I'm giddy about my new stove, which I installed a week ago. It replaces a crappy, smallish, no-name stove I've suffered with for a while now. The true value of the former stove, as it turns out, has been to demonstrate by contrast just how wonderful and effective is the new stove (the recently released Lennox Grandview 230---and no, I'm not a salesman, but I do recommend this stove if you're in the market). http://docs.google.com/viewer?a=v&q=cac ... KZfPvb38mQ
The stove wasn't cheap---about $1,950. Man have prices soared since I was last in the market. But it will pay for itself in short order.
Here are some things I like about the stove.

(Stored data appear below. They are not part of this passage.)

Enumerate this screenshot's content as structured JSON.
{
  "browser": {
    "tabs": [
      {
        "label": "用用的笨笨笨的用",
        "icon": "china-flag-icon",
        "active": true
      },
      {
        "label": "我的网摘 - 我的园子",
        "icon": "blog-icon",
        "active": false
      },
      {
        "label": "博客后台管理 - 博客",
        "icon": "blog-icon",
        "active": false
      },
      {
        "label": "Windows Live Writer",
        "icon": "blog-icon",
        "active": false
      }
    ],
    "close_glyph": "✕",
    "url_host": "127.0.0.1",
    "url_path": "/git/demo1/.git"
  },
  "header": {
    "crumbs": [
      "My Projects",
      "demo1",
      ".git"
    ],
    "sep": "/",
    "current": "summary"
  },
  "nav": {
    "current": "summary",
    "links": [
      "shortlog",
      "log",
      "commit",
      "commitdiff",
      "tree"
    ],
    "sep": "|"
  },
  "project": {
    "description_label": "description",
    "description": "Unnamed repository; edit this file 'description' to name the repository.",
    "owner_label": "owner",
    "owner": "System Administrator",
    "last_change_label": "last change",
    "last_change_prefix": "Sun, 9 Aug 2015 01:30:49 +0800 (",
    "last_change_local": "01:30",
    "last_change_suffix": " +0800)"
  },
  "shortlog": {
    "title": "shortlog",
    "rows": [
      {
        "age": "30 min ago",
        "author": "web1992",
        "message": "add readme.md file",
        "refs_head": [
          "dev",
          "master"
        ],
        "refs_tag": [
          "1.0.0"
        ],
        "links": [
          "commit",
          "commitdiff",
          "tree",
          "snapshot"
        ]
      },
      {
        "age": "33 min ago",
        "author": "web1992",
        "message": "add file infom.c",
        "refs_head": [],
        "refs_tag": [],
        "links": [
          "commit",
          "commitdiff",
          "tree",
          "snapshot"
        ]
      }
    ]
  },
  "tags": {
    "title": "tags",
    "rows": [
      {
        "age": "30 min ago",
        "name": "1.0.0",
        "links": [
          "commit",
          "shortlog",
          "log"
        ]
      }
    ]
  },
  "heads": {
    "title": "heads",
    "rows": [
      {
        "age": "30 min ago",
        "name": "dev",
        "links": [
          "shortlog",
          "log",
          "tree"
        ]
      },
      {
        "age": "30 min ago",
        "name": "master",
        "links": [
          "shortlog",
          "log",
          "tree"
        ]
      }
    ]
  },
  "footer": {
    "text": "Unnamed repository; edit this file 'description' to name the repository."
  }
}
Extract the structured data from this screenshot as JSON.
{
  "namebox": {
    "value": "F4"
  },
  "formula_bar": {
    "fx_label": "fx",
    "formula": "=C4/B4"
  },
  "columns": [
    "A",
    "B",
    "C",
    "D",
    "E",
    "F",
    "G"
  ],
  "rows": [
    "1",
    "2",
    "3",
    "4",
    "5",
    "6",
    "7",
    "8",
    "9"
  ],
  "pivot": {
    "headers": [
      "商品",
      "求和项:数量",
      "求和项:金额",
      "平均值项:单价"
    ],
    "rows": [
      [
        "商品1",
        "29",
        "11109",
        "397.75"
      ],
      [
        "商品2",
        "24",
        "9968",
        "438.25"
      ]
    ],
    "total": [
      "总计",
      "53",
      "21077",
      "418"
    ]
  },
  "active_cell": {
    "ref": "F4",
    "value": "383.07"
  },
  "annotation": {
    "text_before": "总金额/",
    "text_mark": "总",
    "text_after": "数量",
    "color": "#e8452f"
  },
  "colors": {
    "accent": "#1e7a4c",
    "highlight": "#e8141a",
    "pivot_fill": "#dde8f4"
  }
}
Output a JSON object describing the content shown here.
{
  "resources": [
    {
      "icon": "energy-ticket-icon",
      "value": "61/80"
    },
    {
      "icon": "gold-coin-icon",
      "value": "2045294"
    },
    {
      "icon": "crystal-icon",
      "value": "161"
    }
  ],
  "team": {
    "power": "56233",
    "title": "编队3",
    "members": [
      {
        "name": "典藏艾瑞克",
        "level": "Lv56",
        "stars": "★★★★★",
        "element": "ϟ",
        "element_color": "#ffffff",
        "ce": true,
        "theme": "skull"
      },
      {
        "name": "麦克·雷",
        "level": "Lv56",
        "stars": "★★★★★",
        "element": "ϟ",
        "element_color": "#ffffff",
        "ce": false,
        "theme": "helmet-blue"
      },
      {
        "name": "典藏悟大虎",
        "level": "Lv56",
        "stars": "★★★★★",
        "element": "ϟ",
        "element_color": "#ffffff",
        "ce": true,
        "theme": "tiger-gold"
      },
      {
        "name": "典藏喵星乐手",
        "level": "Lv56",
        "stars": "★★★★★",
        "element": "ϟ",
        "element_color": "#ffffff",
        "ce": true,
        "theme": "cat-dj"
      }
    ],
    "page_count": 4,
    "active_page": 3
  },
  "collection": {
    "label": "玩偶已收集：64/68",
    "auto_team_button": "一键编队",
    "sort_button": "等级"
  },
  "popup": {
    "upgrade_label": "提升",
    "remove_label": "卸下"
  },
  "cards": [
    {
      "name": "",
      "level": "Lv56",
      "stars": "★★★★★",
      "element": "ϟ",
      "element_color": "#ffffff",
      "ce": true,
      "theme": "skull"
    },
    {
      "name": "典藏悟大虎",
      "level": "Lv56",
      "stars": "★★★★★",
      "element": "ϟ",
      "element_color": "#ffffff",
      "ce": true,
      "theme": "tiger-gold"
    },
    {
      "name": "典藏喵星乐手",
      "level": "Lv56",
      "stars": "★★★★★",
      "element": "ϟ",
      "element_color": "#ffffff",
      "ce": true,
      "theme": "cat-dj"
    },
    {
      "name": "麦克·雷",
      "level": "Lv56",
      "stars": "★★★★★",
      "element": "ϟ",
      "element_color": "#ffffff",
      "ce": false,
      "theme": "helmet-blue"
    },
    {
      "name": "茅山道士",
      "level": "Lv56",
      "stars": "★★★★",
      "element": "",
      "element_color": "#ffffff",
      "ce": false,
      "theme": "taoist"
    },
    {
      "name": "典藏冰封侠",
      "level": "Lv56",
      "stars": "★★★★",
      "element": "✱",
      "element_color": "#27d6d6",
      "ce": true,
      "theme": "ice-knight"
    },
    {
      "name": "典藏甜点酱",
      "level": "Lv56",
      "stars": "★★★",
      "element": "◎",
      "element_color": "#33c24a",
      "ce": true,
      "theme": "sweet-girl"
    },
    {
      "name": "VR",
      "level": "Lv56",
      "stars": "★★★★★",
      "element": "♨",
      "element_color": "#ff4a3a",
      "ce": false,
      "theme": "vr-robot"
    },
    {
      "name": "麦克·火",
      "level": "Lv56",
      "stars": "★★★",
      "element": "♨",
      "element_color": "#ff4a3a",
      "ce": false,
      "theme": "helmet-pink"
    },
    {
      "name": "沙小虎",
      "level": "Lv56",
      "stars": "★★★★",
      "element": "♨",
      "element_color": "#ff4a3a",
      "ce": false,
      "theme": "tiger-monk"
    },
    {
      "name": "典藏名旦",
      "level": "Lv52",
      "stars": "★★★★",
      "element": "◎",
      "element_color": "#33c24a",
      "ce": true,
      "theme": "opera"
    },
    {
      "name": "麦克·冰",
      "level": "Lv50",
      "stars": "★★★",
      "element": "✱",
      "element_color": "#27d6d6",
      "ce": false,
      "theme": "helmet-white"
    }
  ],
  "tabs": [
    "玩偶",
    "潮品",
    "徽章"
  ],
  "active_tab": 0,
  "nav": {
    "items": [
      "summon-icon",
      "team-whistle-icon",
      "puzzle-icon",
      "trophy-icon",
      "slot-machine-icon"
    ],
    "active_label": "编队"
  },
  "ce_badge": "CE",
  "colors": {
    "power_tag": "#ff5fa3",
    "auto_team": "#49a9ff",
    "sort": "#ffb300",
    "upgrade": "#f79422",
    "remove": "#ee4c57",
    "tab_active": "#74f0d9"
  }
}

The firebox is really deep (18 inches) from front to back, which allows the option of "north-south loading" (the ends of the logs face the front of the stove instead of the logs lying sideways). North-south loading is superior because it enhances the draft (you can still load east-west on warmer days). The firebox itself is pretty darn roomy, about 2 1/2 cubic feet. I like a big firebox because you get a large bed of hot coals, which makes for a more stable fire that's easy to adjust up or down as needed. And of course you get more heat.
The stove is plate steel rather than cast iron. I prefer plate steel stoves because they're less leaky and last "forever"; apparently cast iron stoves are prone to needing rebuilding at some point (they sort of fall apart). And, ounce for ounce, a plate steel stove is less costly than cast iron. No, it's not as pretty as cast iron, but it's every bit as functional.
Cast iron retains heat longer than steel, but this doesn't matter if you're running a stove for weeks at a time. And you benefit at the front end of the burn cycle, since a steel stove heats up (and warms you) much faster.
This stove has metal projections like fingers extending from the top of the firebox, which radiate heat that comes out of a vent-like slit. (The "heat exchanger.") You can feel the hot airflow coming vigorously out of this vent, almost as if from a blower.
The design is a step-top, with two levels and plenty of room for pots and frying pans. A huge airwashed window gives the stove a fireplace-like feel.
Great draft control on the side offering precise adjustments. And a terrific door handle with a very positive action. You can crack the door different distances and it will securely stay there and not drift.
I opted to go without the ash drawer. Ash drawers seem never to be large enough, and they're a pain to handle if you ask me. I prefer a lidded ash bucket and a shovel.
This baby weighs about 385 pounds and is already doing a credible job of heating our whole, elongated, ranch-style house (over 2000 square feet), with an assist from some fans (but not a blower).